Using Echo State Networks to Approximate Value Functions for Control
This addresses the challenge of efficient reinforcement learning in non-Markovian settings, offering a novel algorithmic basis, though it appears incremental as it builds on existing ESN methods.
The paper tackles the problem of approximating value functions for non-Markovian control problems by proving that Echo State Networks (ESNs) can achieve this under mild conditions, and demonstrates with examples like 'Bee World' and a market-making problem that the algorithms yield good policies after a single reinforcement policy iteration.
An Echo State Network (ESN) is a type of single-layer recurrent neural network with randomly-chosen internal weights and a trainable output layer. We prove under mild conditions that a sufficiently large Echo State Network can approximate the value function of a broad class of stochastic and deterministic control problems. Such control problems are generally non-Markovian. We describe how the ESN can form the basis for novel and computationally efficient reinforcement learning algorithms in a non-Markovian framework. We demonstrate this theory with two examples.
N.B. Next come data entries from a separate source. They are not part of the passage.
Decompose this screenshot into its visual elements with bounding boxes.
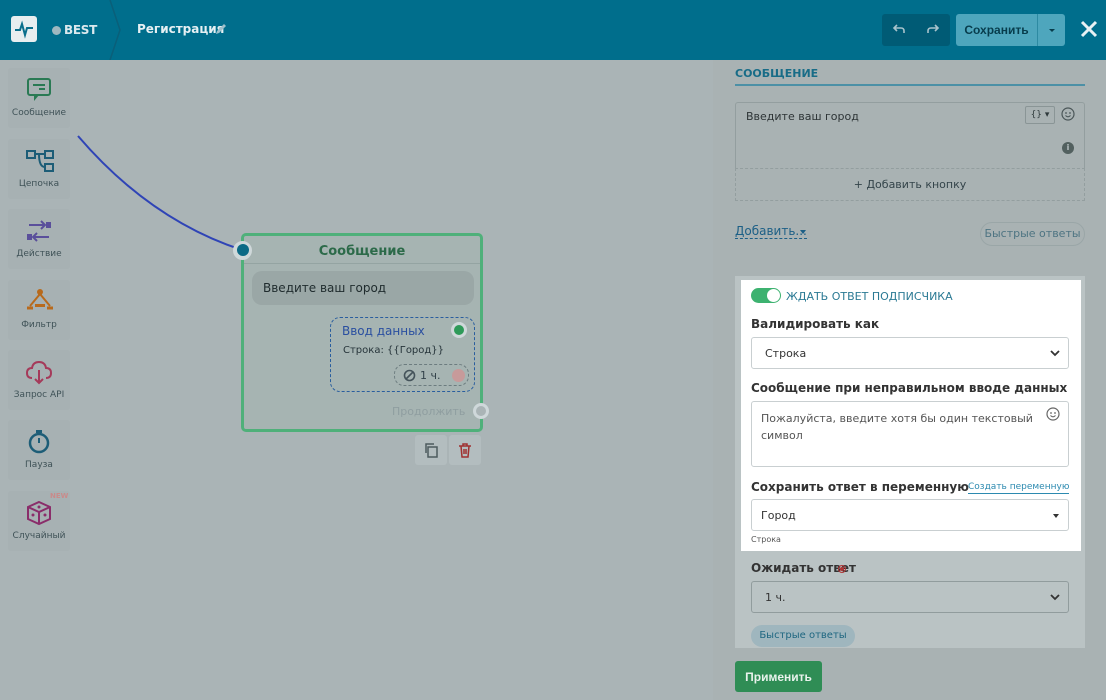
save-button[interactable]: Сохранить bbox=[956, 14, 1037, 46]
section-title: СООБЩЕНИЕ bbox=[735, 67, 819, 80]
filter-icon bbox=[27, 289, 53, 310]
save-variable-label: Сохранить ответ в переменную bbox=[751, 480, 969, 494]
message-node[interactable]: Сообщение Введите ваш город Ввод данных … bbox=[241, 233, 489, 432]
add-dropdown-link[interactable]: Добавить... bbox=[735, 224, 807, 239]
continue-output-port[interactable] bbox=[473, 403, 489, 419]
dice-icon bbox=[27, 500, 51, 526]
palette-label: Фильтр bbox=[21, 320, 57, 330]
node-title: Сообщение bbox=[318, 244, 406, 259]
input-data-title: Ввод данных bbox=[342, 324, 425, 338]
stopwatch-icon bbox=[28, 430, 50, 454]
palette-item-api[interactable]: Запрос API bbox=[8, 350, 70, 410]
caret-down-icon bbox=[1053, 514, 1059, 518]
palette-item-pause[interactable]: Пауза bbox=[8, 420, 70, 480]
validate-select[interactable]: Строка bbox=[751, 337, 1069, 369]
new-badge: NEW bbox=[50, 492, 69, 500]
node-header: Сообщение bbox=[244, 236, 480, 264]
info-icon[interactable]: i bbox=[1062, 142, 1074, 154]
trash-icon bbox=[459, 443, 471, 458]
quick-replies-bottom-button[interactable]: Быстрые ответы bbox=[751, 625, 855, 647]
error-message-text: Пожалуйста, введите хотя бы один текстов… bbox=[761, 412, 1033, 442]
section-divider bbox=[735, 84, 1085, 86]
palette-label: Запрос API bbox=[13, 390, 65, 400]
node-message-text: Введите ваш город bbox=[263, 281, 387, 295]
validate-label: Валидировать как bbox=[751, 317, 880, 331]
node-message-bubble[interactable]: Введите ваш город bbox=[252, 271, 474, 305]
timeout-text: 1 ч. bbox=[420, 369, 441, 382]
logo-icon[interactable] bbox=[11, 16, 37, 42]
wait-timeout-select[interactable]: 1 ч. bbox=[751, 581, 1069, 613]
undo-icon bbox=[892, 23, 905, 33]
palette-label: Пауза bbox=[25, 460, 53, 470]
close-icon[interactable] bbox=[1078, 18, 1100, 40]
input-data-variable: Строка: {{Город}} bbox=[343, 345, 445, 356]
wait-timeout-value: 1 ч. bbox=[765, 591, 786, 604]
input-output-port[interactable] bbox=[451, 322, 467, 338]
node-input-port-dot bbox=[237, 244, 249, 256]
timeout-block[interactable]: 1 ч. bbox=[394, 364, 469, 386]
variable-select-value: Город bbox=[761, 509, 796, 522]
wait-reply-label: ЖДАТЬ ОТВЕТ ПОДПИСЧИКА bbox=[786, 290, 953, 303]
redo-button[interactable] bbox=[916, 14, 950, 46]
bot-name: BEST bbox=[64, 23, 97, 37]
edit-pencil-icon[interactable] bbox=[214, 22, 228, 36]
wait-reply-toggle[interactable] bbox=[751, 288, 781, 303]
delete-node-button[interactable] bbox=[449, 435, 481, 465]
palette-item-random[interactable]: NEW Случайный bbox=[8, 491, 70, 551]
required-icon bbox=[838, 565, 846, 573]
caret-down-icon bbox=[800, 230, 806, 234]
chevron-down-icon bbox=[1050, 594, 1060, 601]
top-bar: BEST Регистрация Сохранить bbox=[0, 0, 1106, 60]
apply-button[interactable]: Применить bbox=[735, 661, 822, 692]
emoji-icon[interactable] bbox=[1046, 407, 1060, 421]
undo-button[interactable] bbox=[882, 14, 916, 46]
chevron-down-icon bbox=[1050, 350, 1060, 357]
error-message-label: Сообщение при неправильном вводе данных bbox=[751, 381, 1068, 395]
timeout-output-port[interactable] bbox=[452, 369, 465, 382]
save-options-dropdown[interactable] bbox=[1037, 14, 1065, 46]
palette-item-filter[interactable]: Фильтр bbox=[8, 280, 70, 340]
variable-select[interactable]: Город bbox=[751, 499, 1069, 531]
add-button-button[interactable]: + Добавить кнопку bbox=[735, 168, 1085, 201]
copy-node-button[interactable] bbox=[415, 435, 447, 465]
continue-label: Продолжить bbox=[392, 405, 466, 418]
palette-label: Случайный bbox=[12, 531, 66, 541]
copy-icon bbox=[425, 443, 438, 458]
api-cloud-icon bbox=[25, 360, 53, 385]
bot-avatar-icon bbox=[52, 26, 61, 35]
message-textarea-text: Введите ваш город bbox=[746, 110, 859, 123]
connection-line bbox=[77, 135, 243, 251]
page-title: Регистрация bbox=[137, 22, 225, 36]
variable-type-hint: Строка bbox=[751, 535, 781, 544]
create-variable-link[interactable]: Создать переменную bbox=[968, 482, 1070, 494]
caret-down-icon bbox=[1049, 29, 1055, 32]
emoji-icon[interactable] bbox=[1061, 107, 1075, 121]
block-icon bbox=[403, 369, 416, 382]
error-message-textarea[interactable]: Пожалуйста, введите хотя бы один текстов… bbox=[751, 401, 1069, 467]
insert-variable-button[interactable]: {} ▾ bbox=[1025, 106, 1055, 124]
redo-icon bbox=[927, 23, 940, 33]
quick-replies-button[interactable]: Быстрые ответы bbox=[980, 222, 1085, 246]
bot-switcher[interactable]: BEST bbox=[52, 23, 97, 37]
breadcrumb-separator-icon bbox=[109, 0, 121, 60]
validate-select-value: Строка bbox=[765, 347, 807, 360]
In the first, we use an ESN to solve a deterministic, partially observed, control problem which is a simple game we call `Bee World'. In the second example, we consider a stochastic control problem inspired by a market making problem in mathematical finance. In both cases we can compare the dynamics of the algorithms with analytic solutions to show that even after only a single reinforcement policy iteration the algorithms arrive at a good policy.